I never felt quite safe at my back.
`It was this restlessness, this insecurity, perhaps, that
drove me further and further afield in my exploring expeditions.
Going to the south-westward towards the rising country that is
now called Combe Wood, I observed far off, in the direction of
nineteenth-century Banstead, a vast green structure, different in
character from any I had hitherto seen. It was larger than the
largest of the palaces or ruins I knew, and the facade had an
Oriental look: the face of it having the lustre, as well as the
pale-green tint, a kind of bluish-green, of a certain type of
Chinese porcelain. This difference in aspect suggested a
difference in use, and I was minded to push on and explore. But
the day was growing late, and I had come upon the sight of the
place after a long and tiring circuit; so I resolved to hold over
the adventure for the following day, and I returned to the
welcome and the caresses of little Weena. But next morning I
perceived clearly enough that my curiosity regarding the Palace
of Green Porcelain was a piece of self-deception, to enable me to
shirk, by another day, an experience I dreaded. I resolved I
would make the descent without further waste of time, and started
out in the early morning towards a well near the ruins of granite
and aluminium.
`Little Weena ran with me. She danced beside me to the well,
but when she saw me lean over the mouth and look downward, she
seemed strangely disconcerted. "Good-bye, Little Weena," I said,
kissing her; and then putting her down, I began to feel over the
parapet for the climbing hooks. Rather hastily, I may as well
confess, for I feared my courage might leak away! At first she
watched me in amazement. Then she gave a most piteous cry, and
running to me, she began to pull at me with her little hands. I
think her opposition nerved me rather to proceed. I shook her
off, perhaps a little roughly, and in another moment I was in the
throat of the well. I saw her agonized face over the parapet,
and smiled to reassure her. Then I had to look down at the
unstable hooks to which I clung.
`I had to clamber down a shaft of perhaps two hundred yards.

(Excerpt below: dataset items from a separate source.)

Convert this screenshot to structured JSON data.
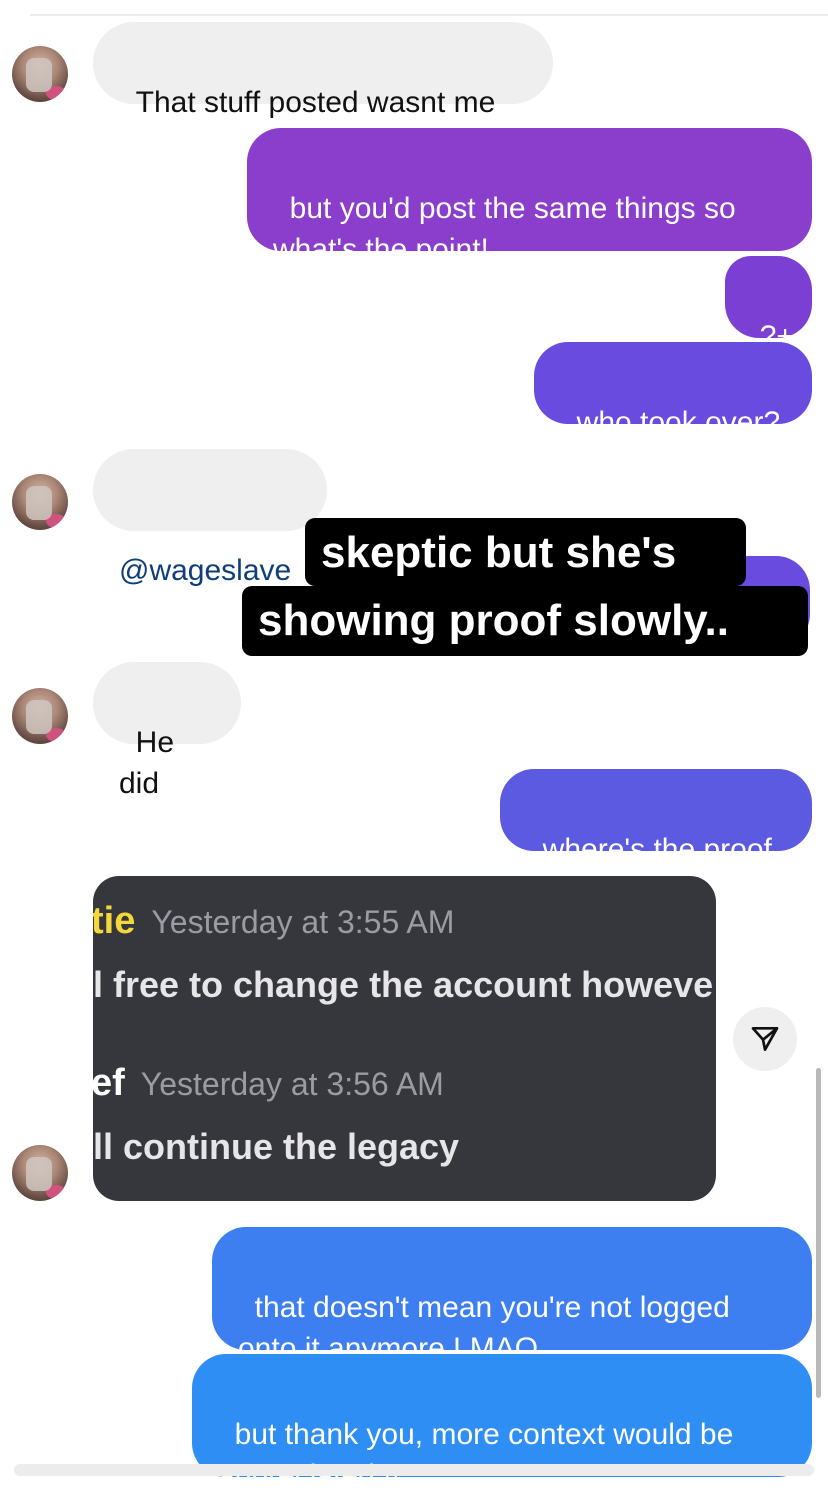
{
  "messages": [
    {
      "id": "m1",
      "direction": "incoming",
      "text": "That stuff posted wasnt me"
    },
    {
      "id": "m2",
      "direction": "outgoing",
      "text": "but you'd post the same things so\nwhat's the point!"
    },
    {
      "id": "m3",
      "direction": "outgoing",
      "text": "?+"
    },
    {
      "id": "m4",
      "direction": "outgoing",
      "text": "who took over?"
    },
    {
      "id": "m5",
      "direction": "incoming",
      "text": "@wageslave"
    },
    {
      "id": "m6",
      "direction": "incoming",
      "text": "He did"
    },
    {
      "id": "m7",
      "direction": "outgoing",
      "text": "where's the proof"
    },
    {
      "id": "m8",
      "direction": "outgoing",
      "text": "that doesn't mean you're not logged\nonto it anymore LMAO"
    },
    {
      "id": "m9",
      "direction": "outgoing",
      "text": "but thank you, more context would be\nappreciated !!"
    }
  ],
  "overlay_caption": {
    "line1": "skeptic but she's",
    "line2": "showing proof slowly.."
  },
  "attached_screenshot": {
    "row1": {
      "name": "tie",
      "time": "Yesterday at 3:55 AM",
      "message": "l free to change the account howeve"
    },
    "row2": {
      "name": "ef",
      "time": "Yesterday at 3:56 AM",
      "message": "ll continue the legacy"
    }
  },
  "icons": {
    "share": "paper-plane-icon",
    "avatar": "user-avatar"
  },
  "colors": {
    "incoming_bubble": "#efefef",
    "outgoing_purple": "#8b3ecb",
    "outgoing_indigo": "#6a4be0",
    "outgoing_blue": "#2f8ef3",
    "mention": "#0f3d7a"
  }
}
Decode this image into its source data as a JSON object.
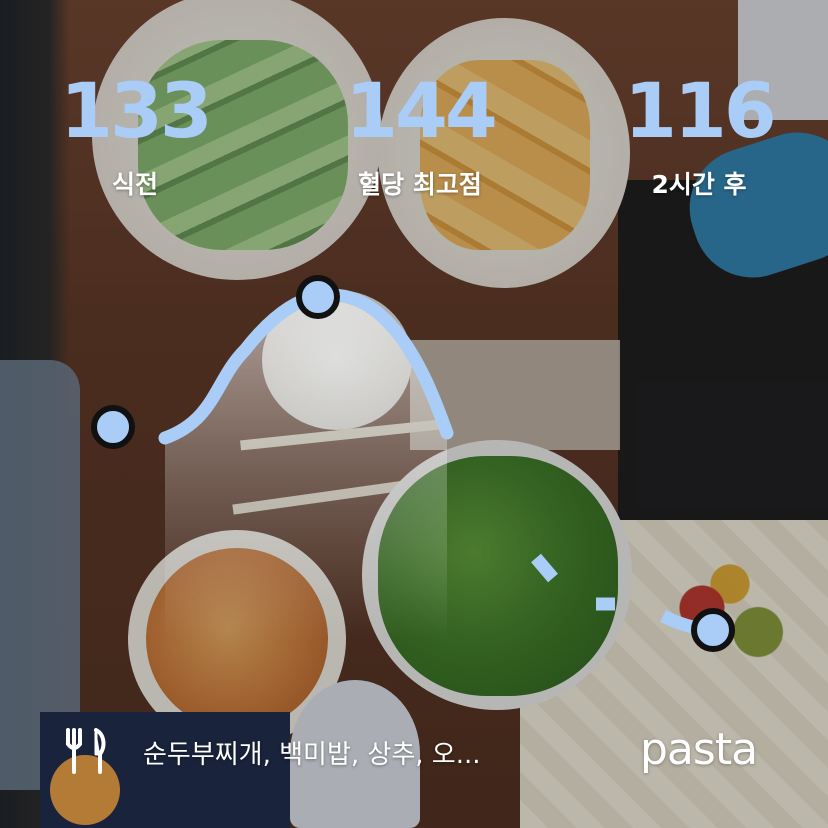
{
  "stats": {
    "before": {
      "value": "133",
      "label": "식전"
    },
    "peak": {
      "value": "144",
      "label": "혈당 최고점"
    },
    "after": {
      "value": "116",
      "label": "2시간 후"
    }
  },
  "meal": {
    "icon": "fork-knife-icon",
    "text": "순두부찌개, 백미밥, 상추, 오..."
  },
  "brand": "pasta",
  "colors": {
    "accent": "#a9cdf7",
    "marker_outline": "#111111",
    "text": "#ffffff"
  }
}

The descent was effected by means of metallic bars projecting
from the sides of the well, and these being adapted to the needs
of a creature much smaller and lighter than myself, I was
speedily cramped and fatigued by the descent. And not simply
fatigued! One of the bars bent suddenly under my weight, and
almost swung me off into the blackness beneath. For a moment I
hung by one hand, and after that experience I did not dare to
rest again. Though my arms and back were presently acutely
painful, I went on clambering down the sheer descent with as
quick a motion as possible. Glancing upward, I saw the aperture,
a small blue disk, in which a star was visible, while little
Weena's head showed as a round black projection. The thudding
sound of a machine below grew louder and more oppressive.
Everything save that little disk above was profoundly dark, and
when I looked up again Weena had disappeared.
`I was in an agony of discomfort. I had some thought of
trying to go up the shaft again, and leave the Under-world alone.
But even while I turned this over in my mind I continued to
descend. At last, with intense relief, I saw dimly coming up, a
foot to the right of me, a slender loophole in the wall.
Swinging myself in, I found it was the aperture of a narrow
horizontal tunnel in which I could lie down and rest. It was not
too soon. My arms ached, my back was cramped, and I was
trembling with the prolonged terror of a fall. Besides this, the
unbroken darkness had had a distressing effect upon my eyes. The
air was full of the throb and hum of machinery pumping air down
the shaft.
`I do not know how long I lay. I was roused by a soft hand
touching my face. Starting up in the darkness I snatched at my
matches and, hastily striking one, I saw three stooping white
creatures similar to the one I had seen above ground in the ruin,
hastily retreating before the light. Living, as they did, in
what appeared to me impenetrable darkness, their eyes were
abnormally large and sensitive, just as are the pupils of the
abysmal fishes, and they reflected the light in the same way. I
have no doubt they could see me in that rayless obscurity, and
they did not seem to have any fear of me apart from the light.
But, so soon as I struck a match in order to see them, they fled
incontinently, vanishing into dark gutters and tunnels, from
which their eyes glared at me in the strangest fashion.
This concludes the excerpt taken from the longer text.